Things I wish I learned about databases

I loved Database Design. It’s an elective class in a lot of CS curriculums, but I think it should absolutely be required in today’s data-driven ecosystem. Understanding how to structure data goes way beyond SQL, goes way beyond relational algebra. It’s a skill that falls more under liberal arts and general knowledge than ‘strict engineering’.

I’m not saying that American Studies majors should learn about Boyce-Codd Normal Form, but tools like Django and Rails are putting journalists, designers, and mathematicians in a position to create data structures, who (bless them) often don’t know what they’re doing.

I wish we covered legacy databases

I’m working at a small branch of a national foreign aid tracker. As a dozen person dev team, we’re in charge of a database that’s comfortably non-trivial; millions of rows, hundreds of tables. It’s outside the scope of one person’s ability to wrangle it or even parse it; the spawn of multiple dev teams, multiple ORMs (Django’s insistence on prefacing tables with an app name has led to, amongst other travesties, survey_trip_survey_response_option_related_response_option), coders and non-coders, people hungry for information.

This thing is the Whomping Willow of databases, and I don’t know the secret switch to calm it down long enough to normalize it. In class, we barely covered the ‘formal process of normalization’, but that was either with dummy databases or a zero-stake scenario: there’s no chance I can spend a week sifting through each entity and create an entirely new database. My work is triage, and I’ve learned to piecemeal my progress by supplementing my short-term progress with long-term efforts to work on the underlying schemas.

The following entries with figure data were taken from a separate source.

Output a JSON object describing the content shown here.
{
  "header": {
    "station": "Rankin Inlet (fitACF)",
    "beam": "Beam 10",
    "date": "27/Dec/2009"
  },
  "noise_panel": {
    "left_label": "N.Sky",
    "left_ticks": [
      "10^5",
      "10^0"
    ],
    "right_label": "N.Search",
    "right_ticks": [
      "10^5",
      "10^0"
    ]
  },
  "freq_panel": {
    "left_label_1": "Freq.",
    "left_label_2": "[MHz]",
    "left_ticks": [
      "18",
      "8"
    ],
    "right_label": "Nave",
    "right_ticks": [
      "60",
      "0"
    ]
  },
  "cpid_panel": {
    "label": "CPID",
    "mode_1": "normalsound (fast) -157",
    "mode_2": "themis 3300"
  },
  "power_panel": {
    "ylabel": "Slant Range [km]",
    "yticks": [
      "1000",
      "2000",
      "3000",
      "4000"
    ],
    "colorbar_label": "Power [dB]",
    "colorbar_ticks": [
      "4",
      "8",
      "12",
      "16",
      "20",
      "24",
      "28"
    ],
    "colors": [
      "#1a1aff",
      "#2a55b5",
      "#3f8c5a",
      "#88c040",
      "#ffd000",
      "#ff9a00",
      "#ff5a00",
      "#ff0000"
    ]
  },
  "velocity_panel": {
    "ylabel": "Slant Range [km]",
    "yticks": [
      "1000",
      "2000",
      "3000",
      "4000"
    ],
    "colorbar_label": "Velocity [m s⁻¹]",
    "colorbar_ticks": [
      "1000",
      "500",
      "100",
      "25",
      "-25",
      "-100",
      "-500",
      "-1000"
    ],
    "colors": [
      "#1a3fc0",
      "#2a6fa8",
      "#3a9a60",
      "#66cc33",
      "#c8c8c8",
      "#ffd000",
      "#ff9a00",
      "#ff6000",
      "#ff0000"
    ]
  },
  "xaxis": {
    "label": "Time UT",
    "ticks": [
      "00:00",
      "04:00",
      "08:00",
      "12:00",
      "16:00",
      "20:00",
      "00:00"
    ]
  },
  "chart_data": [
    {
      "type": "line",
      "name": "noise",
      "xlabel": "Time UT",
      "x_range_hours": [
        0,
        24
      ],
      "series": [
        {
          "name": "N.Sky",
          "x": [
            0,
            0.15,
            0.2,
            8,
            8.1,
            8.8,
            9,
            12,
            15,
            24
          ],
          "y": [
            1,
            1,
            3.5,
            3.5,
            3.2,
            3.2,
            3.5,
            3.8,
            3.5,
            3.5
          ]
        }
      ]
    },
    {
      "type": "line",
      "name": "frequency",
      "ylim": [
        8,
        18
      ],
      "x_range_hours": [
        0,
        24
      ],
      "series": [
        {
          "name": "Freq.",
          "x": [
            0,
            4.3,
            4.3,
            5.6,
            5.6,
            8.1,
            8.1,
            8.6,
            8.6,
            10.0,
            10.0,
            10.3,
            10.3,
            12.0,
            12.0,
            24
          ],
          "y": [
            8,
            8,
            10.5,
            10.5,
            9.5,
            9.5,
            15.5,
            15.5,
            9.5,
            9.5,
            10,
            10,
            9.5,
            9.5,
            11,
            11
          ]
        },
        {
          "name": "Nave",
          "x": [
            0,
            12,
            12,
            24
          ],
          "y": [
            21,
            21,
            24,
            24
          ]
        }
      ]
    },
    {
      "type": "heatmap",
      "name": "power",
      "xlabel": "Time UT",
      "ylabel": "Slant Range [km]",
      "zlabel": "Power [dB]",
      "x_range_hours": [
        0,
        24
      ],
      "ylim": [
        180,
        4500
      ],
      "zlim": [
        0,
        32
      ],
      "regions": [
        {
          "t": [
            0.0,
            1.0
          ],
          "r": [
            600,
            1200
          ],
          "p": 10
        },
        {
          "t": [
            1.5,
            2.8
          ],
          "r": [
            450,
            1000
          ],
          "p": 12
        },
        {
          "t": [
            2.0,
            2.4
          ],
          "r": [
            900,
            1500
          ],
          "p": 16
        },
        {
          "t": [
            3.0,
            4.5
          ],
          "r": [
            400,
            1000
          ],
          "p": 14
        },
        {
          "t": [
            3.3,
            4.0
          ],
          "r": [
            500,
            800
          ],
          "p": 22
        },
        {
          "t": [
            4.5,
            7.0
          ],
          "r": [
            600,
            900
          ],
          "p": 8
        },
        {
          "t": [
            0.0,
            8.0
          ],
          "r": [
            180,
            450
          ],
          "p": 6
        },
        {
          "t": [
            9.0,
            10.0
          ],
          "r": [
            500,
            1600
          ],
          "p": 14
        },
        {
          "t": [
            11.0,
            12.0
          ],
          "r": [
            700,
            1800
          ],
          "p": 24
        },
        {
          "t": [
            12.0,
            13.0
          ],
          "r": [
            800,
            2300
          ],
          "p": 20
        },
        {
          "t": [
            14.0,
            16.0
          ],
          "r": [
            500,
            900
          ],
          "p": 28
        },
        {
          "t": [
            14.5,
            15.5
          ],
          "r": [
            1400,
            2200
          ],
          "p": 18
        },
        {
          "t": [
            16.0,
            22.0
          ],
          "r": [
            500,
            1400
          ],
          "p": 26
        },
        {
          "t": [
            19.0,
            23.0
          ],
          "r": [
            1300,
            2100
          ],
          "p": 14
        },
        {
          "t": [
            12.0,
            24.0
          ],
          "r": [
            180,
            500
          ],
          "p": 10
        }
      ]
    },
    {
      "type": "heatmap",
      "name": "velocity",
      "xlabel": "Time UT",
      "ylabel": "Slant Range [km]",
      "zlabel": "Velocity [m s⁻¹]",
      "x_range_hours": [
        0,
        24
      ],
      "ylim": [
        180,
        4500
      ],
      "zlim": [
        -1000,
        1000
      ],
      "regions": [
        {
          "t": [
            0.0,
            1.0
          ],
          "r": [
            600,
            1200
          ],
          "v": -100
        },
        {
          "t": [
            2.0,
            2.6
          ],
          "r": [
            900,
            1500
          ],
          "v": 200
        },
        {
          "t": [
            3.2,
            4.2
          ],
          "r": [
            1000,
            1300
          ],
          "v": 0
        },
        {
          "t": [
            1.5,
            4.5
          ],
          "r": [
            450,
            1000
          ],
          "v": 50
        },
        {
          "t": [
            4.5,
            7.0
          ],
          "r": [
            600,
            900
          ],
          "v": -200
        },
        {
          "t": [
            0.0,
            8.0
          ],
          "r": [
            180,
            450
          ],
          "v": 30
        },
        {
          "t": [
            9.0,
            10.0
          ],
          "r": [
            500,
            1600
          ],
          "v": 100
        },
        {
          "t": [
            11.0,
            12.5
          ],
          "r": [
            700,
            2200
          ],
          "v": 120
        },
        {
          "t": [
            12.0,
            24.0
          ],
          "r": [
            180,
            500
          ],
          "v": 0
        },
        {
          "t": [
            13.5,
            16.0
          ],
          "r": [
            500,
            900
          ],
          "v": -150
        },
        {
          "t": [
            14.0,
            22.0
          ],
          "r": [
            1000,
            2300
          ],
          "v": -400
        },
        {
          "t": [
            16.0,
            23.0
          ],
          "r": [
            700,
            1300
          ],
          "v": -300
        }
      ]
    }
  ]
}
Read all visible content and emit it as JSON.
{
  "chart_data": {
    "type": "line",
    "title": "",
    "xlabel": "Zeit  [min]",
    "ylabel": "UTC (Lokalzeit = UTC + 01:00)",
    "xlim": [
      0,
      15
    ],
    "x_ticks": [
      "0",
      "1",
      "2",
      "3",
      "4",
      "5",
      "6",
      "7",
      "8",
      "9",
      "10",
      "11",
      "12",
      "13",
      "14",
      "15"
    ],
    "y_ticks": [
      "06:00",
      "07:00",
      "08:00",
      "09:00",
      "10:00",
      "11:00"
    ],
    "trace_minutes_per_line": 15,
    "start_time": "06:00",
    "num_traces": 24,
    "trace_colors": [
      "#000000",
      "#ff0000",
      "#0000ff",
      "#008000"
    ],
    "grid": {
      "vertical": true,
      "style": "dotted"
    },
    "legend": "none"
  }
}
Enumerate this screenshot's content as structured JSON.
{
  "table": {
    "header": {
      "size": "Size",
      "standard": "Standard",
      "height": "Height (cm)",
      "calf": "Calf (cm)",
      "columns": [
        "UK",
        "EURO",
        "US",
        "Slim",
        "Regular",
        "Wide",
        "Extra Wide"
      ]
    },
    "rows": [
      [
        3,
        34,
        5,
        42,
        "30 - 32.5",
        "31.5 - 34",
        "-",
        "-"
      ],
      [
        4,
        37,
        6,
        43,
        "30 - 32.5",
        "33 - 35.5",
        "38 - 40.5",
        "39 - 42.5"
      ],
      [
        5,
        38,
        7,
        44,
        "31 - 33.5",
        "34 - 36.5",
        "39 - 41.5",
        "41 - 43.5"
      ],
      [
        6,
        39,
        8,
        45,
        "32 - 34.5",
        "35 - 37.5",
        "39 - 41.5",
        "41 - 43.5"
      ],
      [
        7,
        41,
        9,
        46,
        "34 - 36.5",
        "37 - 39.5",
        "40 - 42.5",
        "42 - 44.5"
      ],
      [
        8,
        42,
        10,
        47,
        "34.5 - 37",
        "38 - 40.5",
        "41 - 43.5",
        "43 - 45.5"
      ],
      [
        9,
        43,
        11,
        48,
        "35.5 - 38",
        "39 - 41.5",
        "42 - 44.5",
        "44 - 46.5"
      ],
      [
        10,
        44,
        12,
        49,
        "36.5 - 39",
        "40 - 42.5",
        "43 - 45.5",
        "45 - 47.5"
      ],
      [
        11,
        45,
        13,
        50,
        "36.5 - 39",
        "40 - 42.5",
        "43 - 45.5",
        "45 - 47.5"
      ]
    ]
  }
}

I wish we covered how to communicate good practices

I wrote a one-page memo to everyone on our team who had administrative access on the database, outlining some basic steps to manage the growing maelstrom of information. In short, they were:

  • Data shouldn’t be redundant. If you’ve got a list of publications that you need to use somewhere else, it’s better to reference that list than recreate it.
  • Looking through a million rows takes time, but it might be quicker — and easier to read — than joining four tables that are each ten thousand rows and then reading through those.
  • The data you’re looking at is the same as the data everybody else is looking at. The data you modify is the same, too.
  • Django doesn’t know everything, and neither does anyone else. Before creating or deleting anything, ask someone else.

I’ve been able to find metaphors for foreign keys and primary keys, but we spent so much time jumping straight to the code aspect of things that learning database design outside of an engineering context fell by the wayside.

I wish we covered ORMs

By the time someone takes a database design course, they’ve taken at minimum software development, data structures, and probably algorithms. They’re well versed in class syntax, in storage and inheritence.

ORMs are really easy. They distill SQL to the important parts and allow for practical understanding of the fundamentals needed to write great SQL and craft great schemas — unlike relational algebra. Pretend you know nothing in the world except Python. Which is nicer?:

Respondents.objects.filter(title_contains=‘Professor’)

or

SELECT * FROM ARCANE_TABLE_NAME_RESPONDENTS
WHERE ARCANE_TABLE_NAME.ANTIQUATED_TITLE_ATTRIBUTE LIKE ‘%Professor%’

I’m not saying SQL isn’t important — a Databases class without SQL is a Algorithms class without sorting, but in my mind there’s a progression of steps in an ideal Databases syllabus:

  1. What a database looks like
  2. How to interact (create, remove, update, delete) from a database
  3. Why you use databases
  4. How to create a database
  5. How best to interact with a database
  6. How best to create a database

You need SQL — and the attunement with a database it offers — for the last two. But by teaching SQL immediately alongside the fundamentals of database access, you take the spotlight off of the latter. I graduated the class knowing how to perfectly chain OUTER JOINs but unable to create extensible databases in the real world; and to be honest, it’s not that tough to Google SQL syntax.